When is the appropriate time (for a category 2 woman) to sleep with a man?  I took an unscientific straw poll of my male friends prior to penning this blog and almost all the men believed that the best time was whenever the woman was ready, but preferably sooner rather than later—-generally within the first two months of dating.  But when I asked the men whether they were always prepared to commit to (i.e., date exclusively) the woman during this time, the general consensus was—no.  So if a woman almost always develops an emotional bond to a man once she has sex with him, and if a man isn’t willing to commit to a woman in the time frame that he expects to have sex with her, then how do we reconcile this?
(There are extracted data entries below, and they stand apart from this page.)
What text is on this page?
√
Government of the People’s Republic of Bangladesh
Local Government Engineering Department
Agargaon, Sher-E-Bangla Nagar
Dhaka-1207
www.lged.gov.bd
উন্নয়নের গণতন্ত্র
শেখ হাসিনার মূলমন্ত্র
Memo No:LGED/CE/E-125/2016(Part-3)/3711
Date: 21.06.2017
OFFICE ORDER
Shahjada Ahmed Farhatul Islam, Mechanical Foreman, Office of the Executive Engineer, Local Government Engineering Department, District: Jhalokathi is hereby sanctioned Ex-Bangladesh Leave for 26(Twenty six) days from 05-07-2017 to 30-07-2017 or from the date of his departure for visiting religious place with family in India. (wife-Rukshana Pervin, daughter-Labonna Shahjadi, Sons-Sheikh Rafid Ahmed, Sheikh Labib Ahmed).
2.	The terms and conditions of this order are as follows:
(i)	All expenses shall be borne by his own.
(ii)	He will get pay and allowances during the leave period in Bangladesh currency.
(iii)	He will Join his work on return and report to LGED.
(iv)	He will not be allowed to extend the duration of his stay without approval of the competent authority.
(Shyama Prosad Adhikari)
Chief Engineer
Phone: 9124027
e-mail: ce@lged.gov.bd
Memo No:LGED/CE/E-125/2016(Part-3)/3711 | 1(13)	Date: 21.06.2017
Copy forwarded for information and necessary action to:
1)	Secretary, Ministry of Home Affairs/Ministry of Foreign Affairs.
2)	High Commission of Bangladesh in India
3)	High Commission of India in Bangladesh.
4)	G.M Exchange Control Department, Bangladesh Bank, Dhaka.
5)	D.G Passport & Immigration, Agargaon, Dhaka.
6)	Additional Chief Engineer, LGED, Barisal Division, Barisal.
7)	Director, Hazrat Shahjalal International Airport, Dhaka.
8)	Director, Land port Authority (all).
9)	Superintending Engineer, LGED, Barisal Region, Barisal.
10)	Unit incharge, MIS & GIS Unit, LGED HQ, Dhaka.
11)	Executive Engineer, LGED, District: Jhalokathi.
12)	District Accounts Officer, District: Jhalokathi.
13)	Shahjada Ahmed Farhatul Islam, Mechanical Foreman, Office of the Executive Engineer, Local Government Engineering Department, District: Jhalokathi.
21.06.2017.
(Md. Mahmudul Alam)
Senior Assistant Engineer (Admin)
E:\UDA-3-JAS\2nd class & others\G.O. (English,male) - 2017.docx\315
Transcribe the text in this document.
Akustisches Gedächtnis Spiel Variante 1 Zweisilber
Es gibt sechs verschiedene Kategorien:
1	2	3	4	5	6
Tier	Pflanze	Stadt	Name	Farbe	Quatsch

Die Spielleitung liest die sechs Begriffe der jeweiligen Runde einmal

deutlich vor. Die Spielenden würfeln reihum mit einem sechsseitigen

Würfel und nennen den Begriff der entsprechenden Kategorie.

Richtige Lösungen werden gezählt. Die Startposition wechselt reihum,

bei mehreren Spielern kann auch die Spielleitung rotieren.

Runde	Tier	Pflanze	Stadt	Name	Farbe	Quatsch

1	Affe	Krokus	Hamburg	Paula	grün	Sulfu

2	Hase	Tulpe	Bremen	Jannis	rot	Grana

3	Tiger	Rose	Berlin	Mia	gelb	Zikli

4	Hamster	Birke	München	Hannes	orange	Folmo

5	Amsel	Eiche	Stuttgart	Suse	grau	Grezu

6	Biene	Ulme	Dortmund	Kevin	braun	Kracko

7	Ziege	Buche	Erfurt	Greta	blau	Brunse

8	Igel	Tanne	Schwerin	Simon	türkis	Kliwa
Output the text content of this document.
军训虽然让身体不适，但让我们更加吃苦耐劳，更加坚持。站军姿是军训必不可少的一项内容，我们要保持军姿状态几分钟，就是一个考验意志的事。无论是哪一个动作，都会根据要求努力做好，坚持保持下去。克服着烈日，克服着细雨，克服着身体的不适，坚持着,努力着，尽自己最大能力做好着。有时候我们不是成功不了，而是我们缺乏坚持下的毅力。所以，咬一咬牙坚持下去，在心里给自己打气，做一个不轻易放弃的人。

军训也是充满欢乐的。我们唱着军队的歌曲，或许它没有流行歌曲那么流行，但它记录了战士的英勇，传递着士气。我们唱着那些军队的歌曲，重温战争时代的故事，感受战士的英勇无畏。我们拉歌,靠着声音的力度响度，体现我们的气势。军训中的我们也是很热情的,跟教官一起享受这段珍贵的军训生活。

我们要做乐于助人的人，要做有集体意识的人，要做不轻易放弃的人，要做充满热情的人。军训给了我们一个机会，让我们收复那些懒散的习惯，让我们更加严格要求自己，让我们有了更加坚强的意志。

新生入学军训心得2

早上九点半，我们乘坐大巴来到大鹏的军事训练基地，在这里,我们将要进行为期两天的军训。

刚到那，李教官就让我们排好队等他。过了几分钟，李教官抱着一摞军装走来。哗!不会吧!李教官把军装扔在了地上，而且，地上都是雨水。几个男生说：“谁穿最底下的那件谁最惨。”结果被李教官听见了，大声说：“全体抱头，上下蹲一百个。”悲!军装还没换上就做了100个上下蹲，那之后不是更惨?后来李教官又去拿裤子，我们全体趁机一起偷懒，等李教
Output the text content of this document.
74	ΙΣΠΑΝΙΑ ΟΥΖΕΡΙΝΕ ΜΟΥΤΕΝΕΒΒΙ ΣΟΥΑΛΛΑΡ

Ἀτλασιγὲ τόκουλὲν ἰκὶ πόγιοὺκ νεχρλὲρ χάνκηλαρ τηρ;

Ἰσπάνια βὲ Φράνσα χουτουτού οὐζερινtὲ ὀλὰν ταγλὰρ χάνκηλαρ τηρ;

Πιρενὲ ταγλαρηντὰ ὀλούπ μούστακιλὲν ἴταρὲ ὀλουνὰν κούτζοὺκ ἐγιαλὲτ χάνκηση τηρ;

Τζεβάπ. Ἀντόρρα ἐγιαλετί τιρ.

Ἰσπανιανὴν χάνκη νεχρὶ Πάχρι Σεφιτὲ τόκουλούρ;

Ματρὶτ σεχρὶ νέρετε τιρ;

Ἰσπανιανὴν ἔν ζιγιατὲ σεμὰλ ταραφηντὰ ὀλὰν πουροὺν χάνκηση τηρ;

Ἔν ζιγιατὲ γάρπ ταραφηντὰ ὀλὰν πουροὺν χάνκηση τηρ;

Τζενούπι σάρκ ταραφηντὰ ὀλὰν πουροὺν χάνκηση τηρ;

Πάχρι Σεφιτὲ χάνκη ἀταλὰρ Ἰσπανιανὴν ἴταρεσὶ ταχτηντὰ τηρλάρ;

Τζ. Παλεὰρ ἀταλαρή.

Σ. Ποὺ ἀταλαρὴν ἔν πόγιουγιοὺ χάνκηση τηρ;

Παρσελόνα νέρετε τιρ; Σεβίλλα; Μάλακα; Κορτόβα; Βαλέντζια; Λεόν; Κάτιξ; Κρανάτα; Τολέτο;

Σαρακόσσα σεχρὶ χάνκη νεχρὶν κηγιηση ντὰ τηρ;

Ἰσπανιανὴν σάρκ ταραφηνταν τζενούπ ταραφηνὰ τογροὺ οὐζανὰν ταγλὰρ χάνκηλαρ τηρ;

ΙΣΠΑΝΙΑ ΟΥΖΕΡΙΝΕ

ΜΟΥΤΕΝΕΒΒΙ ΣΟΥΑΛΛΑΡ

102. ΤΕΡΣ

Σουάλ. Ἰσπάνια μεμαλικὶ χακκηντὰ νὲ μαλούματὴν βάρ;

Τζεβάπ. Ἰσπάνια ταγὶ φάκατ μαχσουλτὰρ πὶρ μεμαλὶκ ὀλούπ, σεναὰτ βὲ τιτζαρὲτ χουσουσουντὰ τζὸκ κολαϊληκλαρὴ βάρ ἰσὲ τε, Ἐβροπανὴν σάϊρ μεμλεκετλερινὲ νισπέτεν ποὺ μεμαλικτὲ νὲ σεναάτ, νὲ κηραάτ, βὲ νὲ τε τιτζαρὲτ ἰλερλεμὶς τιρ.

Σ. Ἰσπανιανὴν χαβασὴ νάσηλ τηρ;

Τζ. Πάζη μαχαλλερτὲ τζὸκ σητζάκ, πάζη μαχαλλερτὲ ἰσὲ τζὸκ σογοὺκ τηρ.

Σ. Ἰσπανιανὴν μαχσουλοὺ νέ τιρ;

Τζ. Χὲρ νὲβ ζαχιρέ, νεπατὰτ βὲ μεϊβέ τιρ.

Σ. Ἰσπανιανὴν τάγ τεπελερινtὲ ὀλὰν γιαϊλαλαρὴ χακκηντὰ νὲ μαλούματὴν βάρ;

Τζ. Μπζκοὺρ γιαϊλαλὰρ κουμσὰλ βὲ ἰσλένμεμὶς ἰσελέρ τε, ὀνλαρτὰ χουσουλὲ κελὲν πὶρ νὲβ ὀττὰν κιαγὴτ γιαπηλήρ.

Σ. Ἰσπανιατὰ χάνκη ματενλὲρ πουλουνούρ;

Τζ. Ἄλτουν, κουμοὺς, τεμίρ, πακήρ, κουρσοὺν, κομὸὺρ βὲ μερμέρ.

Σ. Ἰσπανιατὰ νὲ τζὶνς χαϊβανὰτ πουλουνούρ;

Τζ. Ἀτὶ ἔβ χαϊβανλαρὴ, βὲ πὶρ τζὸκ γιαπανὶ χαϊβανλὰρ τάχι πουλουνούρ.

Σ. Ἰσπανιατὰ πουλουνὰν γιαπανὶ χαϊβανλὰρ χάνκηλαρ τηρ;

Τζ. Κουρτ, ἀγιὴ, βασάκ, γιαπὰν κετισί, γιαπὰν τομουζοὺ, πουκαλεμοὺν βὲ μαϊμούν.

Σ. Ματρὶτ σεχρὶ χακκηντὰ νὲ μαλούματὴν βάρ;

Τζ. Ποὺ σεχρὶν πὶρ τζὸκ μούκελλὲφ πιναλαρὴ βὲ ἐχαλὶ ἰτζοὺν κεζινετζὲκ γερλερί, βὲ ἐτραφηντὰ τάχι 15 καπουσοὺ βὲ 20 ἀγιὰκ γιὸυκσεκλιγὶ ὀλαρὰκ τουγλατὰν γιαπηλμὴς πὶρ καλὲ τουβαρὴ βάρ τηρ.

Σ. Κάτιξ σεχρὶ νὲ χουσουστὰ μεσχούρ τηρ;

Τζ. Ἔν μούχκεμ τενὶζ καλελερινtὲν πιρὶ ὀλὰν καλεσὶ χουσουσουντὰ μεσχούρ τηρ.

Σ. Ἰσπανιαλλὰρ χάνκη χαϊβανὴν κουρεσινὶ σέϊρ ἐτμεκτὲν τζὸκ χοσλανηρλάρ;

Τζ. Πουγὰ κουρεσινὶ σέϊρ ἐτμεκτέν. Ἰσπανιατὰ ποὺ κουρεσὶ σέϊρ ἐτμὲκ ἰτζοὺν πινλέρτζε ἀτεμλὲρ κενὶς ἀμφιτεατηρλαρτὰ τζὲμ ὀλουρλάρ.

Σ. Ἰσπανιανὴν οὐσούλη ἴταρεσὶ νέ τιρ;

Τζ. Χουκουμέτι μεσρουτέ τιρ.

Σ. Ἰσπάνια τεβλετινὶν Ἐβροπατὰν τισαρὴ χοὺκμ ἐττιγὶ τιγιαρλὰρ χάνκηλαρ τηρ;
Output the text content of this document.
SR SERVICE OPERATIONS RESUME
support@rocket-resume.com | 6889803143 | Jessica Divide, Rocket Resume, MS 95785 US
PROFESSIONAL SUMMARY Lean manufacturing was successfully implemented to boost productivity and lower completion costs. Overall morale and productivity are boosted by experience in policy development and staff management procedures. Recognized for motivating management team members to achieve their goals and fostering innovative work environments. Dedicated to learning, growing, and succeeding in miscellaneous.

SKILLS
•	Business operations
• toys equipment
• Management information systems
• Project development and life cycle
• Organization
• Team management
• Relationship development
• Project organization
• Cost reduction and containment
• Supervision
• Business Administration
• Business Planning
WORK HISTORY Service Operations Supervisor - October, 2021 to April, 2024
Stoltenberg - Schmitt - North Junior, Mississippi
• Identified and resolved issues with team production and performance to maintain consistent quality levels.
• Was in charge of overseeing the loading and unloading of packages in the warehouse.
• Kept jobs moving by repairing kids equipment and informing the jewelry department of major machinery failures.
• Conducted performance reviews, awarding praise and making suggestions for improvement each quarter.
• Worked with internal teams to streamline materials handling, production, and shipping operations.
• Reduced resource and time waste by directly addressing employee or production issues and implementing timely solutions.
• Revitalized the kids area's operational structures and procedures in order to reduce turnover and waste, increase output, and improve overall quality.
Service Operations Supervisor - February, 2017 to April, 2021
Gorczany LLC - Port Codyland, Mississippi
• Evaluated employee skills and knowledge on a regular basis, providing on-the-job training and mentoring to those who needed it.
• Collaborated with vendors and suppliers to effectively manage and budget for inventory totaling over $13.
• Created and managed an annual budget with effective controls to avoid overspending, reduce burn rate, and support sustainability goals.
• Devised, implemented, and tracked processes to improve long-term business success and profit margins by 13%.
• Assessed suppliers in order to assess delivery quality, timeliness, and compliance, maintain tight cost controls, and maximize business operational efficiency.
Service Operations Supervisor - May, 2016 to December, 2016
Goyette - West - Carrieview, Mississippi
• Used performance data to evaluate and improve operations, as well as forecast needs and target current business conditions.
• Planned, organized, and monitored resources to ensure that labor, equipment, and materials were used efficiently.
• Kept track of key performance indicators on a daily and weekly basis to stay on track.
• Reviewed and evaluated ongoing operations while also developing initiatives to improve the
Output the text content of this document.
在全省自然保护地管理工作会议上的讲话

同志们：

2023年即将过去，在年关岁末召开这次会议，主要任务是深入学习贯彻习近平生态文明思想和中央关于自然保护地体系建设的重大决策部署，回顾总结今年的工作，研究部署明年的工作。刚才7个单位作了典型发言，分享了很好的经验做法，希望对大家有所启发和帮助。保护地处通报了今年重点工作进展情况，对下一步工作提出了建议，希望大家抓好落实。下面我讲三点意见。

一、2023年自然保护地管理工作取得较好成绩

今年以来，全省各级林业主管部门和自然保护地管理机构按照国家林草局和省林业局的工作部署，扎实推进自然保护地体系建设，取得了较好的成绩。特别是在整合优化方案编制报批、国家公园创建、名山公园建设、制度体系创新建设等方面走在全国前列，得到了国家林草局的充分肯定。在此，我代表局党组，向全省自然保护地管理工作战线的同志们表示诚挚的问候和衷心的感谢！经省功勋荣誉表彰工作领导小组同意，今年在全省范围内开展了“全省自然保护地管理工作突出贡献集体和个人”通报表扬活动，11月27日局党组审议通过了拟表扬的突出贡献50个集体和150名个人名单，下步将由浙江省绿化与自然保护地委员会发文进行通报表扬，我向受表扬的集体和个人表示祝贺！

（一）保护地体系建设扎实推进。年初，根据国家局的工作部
Ever wonder why Michelle seems to have gone stark crazy over Sean even when Sean is not her boyfriend/husband? She calls him 100 times for the day, she slashes his tires and keys his car because Sean hasn’t returned her calls; she is standing outside his home screaming profanities to express her anger at the way she was treated.  99 times out of 100, whether she recognizes it or not, Michelle’s heightened frustration is because she has slept with Sean.  Herein lies the sex conundrum!

This problem can be rectified with a few simple steps.  Women should refrain from sleeping with men until they have had a discussion with their sexual partner and feel comfortable that he will embrace the emotional desires that will emerge once she has slept with him.  In other words, women must recognize and become honest with the additional demands they will likely place on their partner after they have sex with them.  I am not condoning the act of dangling sex in front of a man’s face like a carrot in order to get what she wants.  But it is important for men and women to recognize the depth of emotion that sex has on a woman (and sometimes men as well) and both parties must be prepared to handle the change that will inevitably come if a commitment is not established before sex occurs.

Within one to two months of meeting a woman most men aren’t prepared to answer the question, “where is this going and what are your epxectations” (and I doubt that a woman can be sure of her answer within this time frame as well).  Therefore, the best solution to this unidentified problem is…….wait for it…….women should wait until they have a clear understanding as to the expectations and goals of  a man prior to sleeping with him and men should start thinking about their own expectations of  a woman as they contemplate the idea of getting the woman into bed.  Men and women have sex too early in their “relationship”.  What is the requisite amount of time that a man should wait and a woman should hold out?  As long as Sean is unsure of how to answer the question “where is this going and what are your expectations” Michelle should refrain from sleeping with him because she will quickly become weary of Sean’s inability to answer that question once she sleeps with him.  On the flip side, men should not provide a woman with a false hope of something more than sex simply to get a woman into bed.  Her heart is attached to her body, so if he wants her body he must be prepared to take her heart as well.  A man should consider his desire to sleep with a woman in conjunction with his desire (or lack thereof) to commit to her.

The new-age concept of “friends with benefits” is a fallacy for a woman.  Maybe it’s time to revive the days when a man wrote a note asking “do you want to go steady? check the box” before he expects a woman to sleep with him.